Endocrine Abstracts

Background: Obesity pandemic continues to grow and currently bariatric surgery is the only interventional method proved to induce significant long-term weight reduction. The number of bariatric surgery has doubled in USA over the past decade. We present a case of adult onset nesidioblastosis, post gastric bypass.

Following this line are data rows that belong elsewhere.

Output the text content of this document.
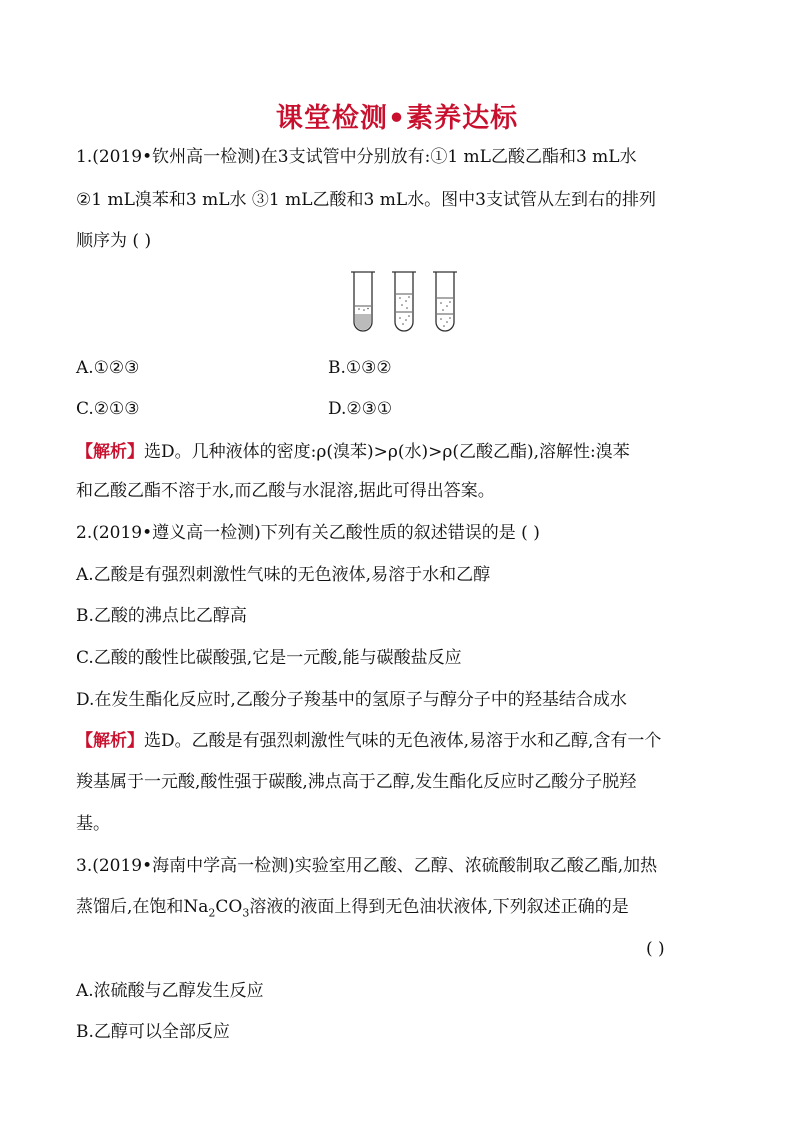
课堂检测•素养达标
1.(2019•钦州高一检测)在3支试管中分别放有:①1 mL乙酸乙酯和3 mL水
②1 mL溴苯和3 mL水 ③1 mL乙酸和3 mL水。图中3支试管从左到右的排列
顺序为 ( )
A.①②③	B.①③②
C.②①③	D.②③①
【解析】选D。几种液体的密度:ρ(溴苯)>ρ(水)>ρ(乙酸乙酯),溶解性:溴苯
和乙酸乙酯不溶于水,而乙酸与水混溶,据此可得出答案。
2.(2019•遵义高一检测)下列有关乙酸性质的叙述错误的是 ( )
A.乙酸是有强烈刺激性气味的无色液体,易溶于水和乙醇
B.乙酸的沸点比乙醇高
C.乙酸的酸性比碳酸强,它是一元酸,能与碳酸盐反应
D.在发生酯化反应时,乙酸分子羧基中的氢原子与醇分子中的羟基结合成水
【解析】选D。乙酸是有强烈刺激性气味的无色液体,易溶于水和乙醇,含有一个
羧基属于一元酸,酸性强于碳酸,沸点高于乙醇,发生酯化反应时乙酸分子脱羟
基。
3.(2019•海南中学高一检测)实验室用乙酸、乙醇、浓硫酸制取乙酸乙酯,加热
蒸馏后,在饱和$Na_2CO_3$溶液的液面上得到无色油状液体,下列叙述正确的是
( )
A.浓硫酸与乙醇发生反应
B.乙醇可以全部反应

Case Summary: A 50 years old female who is 2 years status post Roux-en-Y gastric bypass was admitted to the hospital with a documented hypoglycemia (blood glucose 2.5 mmol/l) and apparent neuroglycopenic symptoms which resulted in road traffic accident. Her obesity history dates back to childhood with BMI 50.0 kg/m². Her post operative course was unremarkable. Over the course of 1 year when BMI stabilized at 25 kg/m², she developed postprandial neuroglycopenia hypoglycaemic symptoms. No symptoms of diarrhoea, flushing or abdominal cramps were detected and dietary interventions were unresponsive. During her hospital course, blood glucose was fluctuating requiring multiple treatments with dextrose 50%. Physical examination revealed no abnormal findings. Endocrine examination excluded hypopituitarism and adrenal sufficiency. Blood sampling during documented hypoglycemic episode (blood glucose 1.6 mmol/l) revealed inappropriately high fasting insulin 55 uIu/ml, with increased proinsulin 10.1 and C peptide 6.5 ng/ml. Anti insulin antibody and sulphonyurea screen were negative. Abdominal computed tomography excluded pancreatic mass lesions.

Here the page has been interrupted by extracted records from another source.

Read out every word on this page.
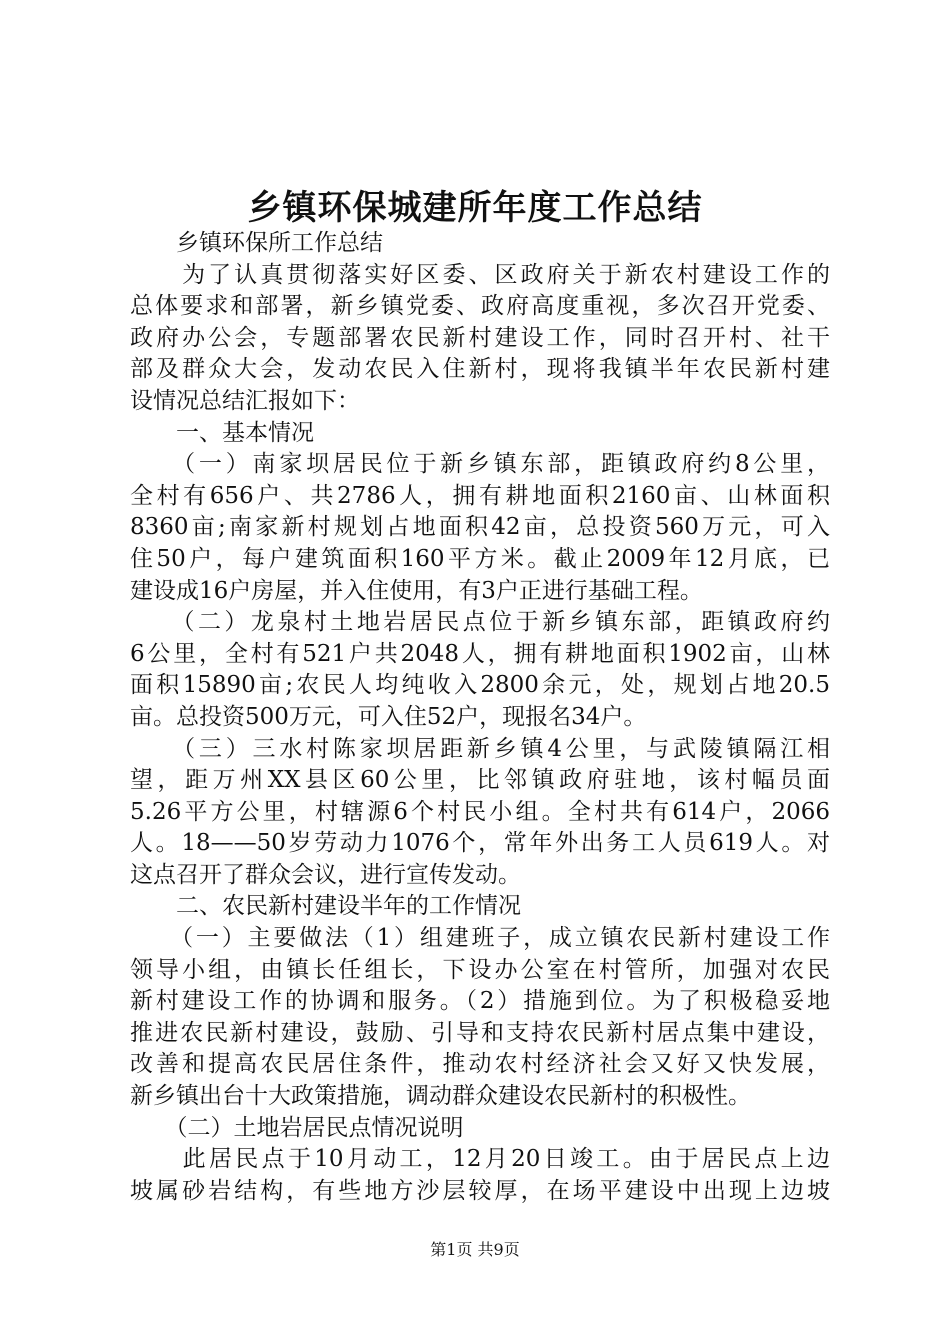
乡镇环保城建所年度工作总结
　　乡镇环保所工作总结
　　为了认真贯彻落实好区委、区政府关于新农村建设工作的
总体要求和部署，新乡镇党委、政府高度重视，多次召开党委、
政府办公会，专题部署农民新村建设工作，同时召开村、社干
部及群众大会，发动农民入住新村，现将我镇半年农民新村建
设情况总结汇报如下：
　　一、基本情况
　　（一）南家坝居民位于新乡镇东部，距镇政府约8公里，
全村有656户、共2786人，拥有耕地面积2160亩、山林面积
8360亩;南家新村规划占地面积42亩，总投资560万元，可入
住50户，每户建筑面积160平方米。截止2009年12月底，已
建设成16户房屋，并入住使用，有3户正进行基础工程。
　　（二）龙泉村土地岩居民点位于新乡镇东部，距镇政府约
6公里，全村有521户共2048人，拥有耕地面积1902亩，山林
面积15890亩;农民人均纯收入2800余元，处，规划占地20.5
亩。总投资500万元，可入住52户，现报名34户。
　　（三）三水村陈家坝居距新乡镇4公里，与武陵镇隔江相
望，距万州XX县区60公里，比邻镇政府驻地，该村幅员面
5.26平方公里，村辖源6个村民小组。全村共有614户，2066
人。18——50岁劳动力1076个，常年外出务工人员619人。对
这点召开了群众会议，进行宣传发动。
　　二、农民新村建设半年的工作情况
　　（一）主要做法（1）组建班子，成立镇农民新村建设工作
领导小组，由镇长任组长，下设办公室在村管所，加强对农民
新村建设工作的协调和服务。（2）措施到位。为了积极稳妥地
推进农民新村建设，鼓励、引导和支持农民新村居点集中建设，
改善和提高农民居住条件，推动农村经济社会又好又快发展，
新乡镇出台十大政策措施，调动群众建设农民新村的积极性。
　　（二）土地岩居民点情况说明
　　此居民点于10月动工，12月20日竣工。由于居民点上边
坡属砂岩结构，有些地方沙层较厚，在场平建设中出现上边坡
第1页 共9页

Due to recurrent refractory hypoglycemia she underwent exploratory laprotomy. Intraoperative ultrasonography revealed pancreatic mass lesion, subtotal 95% pancreatectomy with cholecytectomy was performed. Histopathology and immunohistochemical study of the resected pancreas revealed diffuse islets cells hyperplasia and nesidioblastosis.

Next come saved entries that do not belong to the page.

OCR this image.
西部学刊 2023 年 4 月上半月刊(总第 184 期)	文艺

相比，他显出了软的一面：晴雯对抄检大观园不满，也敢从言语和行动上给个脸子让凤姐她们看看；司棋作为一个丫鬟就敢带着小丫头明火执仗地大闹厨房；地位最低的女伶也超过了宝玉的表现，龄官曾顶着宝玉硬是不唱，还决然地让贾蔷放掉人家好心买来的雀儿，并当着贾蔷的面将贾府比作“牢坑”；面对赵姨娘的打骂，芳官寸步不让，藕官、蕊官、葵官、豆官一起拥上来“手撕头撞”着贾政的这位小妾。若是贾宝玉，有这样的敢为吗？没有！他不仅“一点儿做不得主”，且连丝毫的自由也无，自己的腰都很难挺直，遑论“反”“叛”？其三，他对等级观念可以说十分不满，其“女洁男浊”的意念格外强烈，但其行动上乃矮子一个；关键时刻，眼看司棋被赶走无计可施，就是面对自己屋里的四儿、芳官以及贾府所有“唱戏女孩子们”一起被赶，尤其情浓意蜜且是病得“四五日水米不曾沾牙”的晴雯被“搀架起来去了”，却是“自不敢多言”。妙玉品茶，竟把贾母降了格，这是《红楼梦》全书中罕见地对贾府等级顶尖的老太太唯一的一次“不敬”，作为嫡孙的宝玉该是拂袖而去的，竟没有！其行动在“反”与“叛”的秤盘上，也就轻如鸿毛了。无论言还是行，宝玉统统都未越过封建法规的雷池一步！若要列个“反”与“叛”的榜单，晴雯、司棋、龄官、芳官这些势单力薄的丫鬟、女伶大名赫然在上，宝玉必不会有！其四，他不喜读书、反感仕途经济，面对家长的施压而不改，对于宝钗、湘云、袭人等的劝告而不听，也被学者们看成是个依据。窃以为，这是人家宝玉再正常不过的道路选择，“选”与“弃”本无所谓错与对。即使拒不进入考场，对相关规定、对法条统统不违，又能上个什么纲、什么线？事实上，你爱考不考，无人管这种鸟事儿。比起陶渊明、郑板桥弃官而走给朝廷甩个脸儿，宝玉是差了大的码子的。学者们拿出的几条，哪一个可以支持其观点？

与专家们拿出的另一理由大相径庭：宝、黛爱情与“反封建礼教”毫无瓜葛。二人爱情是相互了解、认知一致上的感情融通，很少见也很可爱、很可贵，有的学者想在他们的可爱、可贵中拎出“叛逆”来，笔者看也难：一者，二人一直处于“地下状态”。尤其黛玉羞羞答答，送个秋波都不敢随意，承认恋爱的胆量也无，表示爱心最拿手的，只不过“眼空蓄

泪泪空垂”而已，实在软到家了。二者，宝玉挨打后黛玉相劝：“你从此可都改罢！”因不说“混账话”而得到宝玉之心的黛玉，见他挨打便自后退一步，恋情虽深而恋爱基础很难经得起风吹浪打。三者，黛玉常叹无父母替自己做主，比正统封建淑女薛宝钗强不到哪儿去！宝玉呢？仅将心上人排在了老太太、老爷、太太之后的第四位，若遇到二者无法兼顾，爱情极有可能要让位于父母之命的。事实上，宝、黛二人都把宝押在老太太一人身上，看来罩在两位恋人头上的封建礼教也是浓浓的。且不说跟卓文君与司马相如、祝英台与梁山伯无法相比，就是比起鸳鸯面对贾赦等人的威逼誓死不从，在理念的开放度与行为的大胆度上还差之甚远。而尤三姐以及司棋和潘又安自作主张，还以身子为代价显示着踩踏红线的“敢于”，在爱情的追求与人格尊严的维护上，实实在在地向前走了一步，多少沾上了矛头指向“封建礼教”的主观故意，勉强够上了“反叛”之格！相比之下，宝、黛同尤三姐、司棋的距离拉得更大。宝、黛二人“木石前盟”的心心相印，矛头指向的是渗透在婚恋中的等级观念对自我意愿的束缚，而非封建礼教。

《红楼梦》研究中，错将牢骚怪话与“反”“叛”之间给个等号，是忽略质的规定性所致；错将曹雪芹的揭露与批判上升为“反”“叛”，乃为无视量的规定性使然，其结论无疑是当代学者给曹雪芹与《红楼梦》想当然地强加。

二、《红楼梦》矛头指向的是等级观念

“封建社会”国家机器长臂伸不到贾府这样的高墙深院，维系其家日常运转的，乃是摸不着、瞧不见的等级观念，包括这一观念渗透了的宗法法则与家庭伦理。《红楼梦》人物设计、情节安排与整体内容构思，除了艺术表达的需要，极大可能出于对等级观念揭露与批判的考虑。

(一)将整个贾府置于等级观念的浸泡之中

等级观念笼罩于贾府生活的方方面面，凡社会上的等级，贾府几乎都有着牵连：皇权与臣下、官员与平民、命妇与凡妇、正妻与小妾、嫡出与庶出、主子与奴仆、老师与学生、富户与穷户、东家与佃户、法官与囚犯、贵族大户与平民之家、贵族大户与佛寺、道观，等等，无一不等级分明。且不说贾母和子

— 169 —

Conclusions: The above case highlights the enhanced insulin secretion post gastric bypass with severe neuroglycopenic hypoglycemia which is related to a new pathology rather than dumping syndrome. This rare side event must be considered as a cause of hypoglycemia. Further investigations are critical for elucidation of beta cell expansions mechanisms.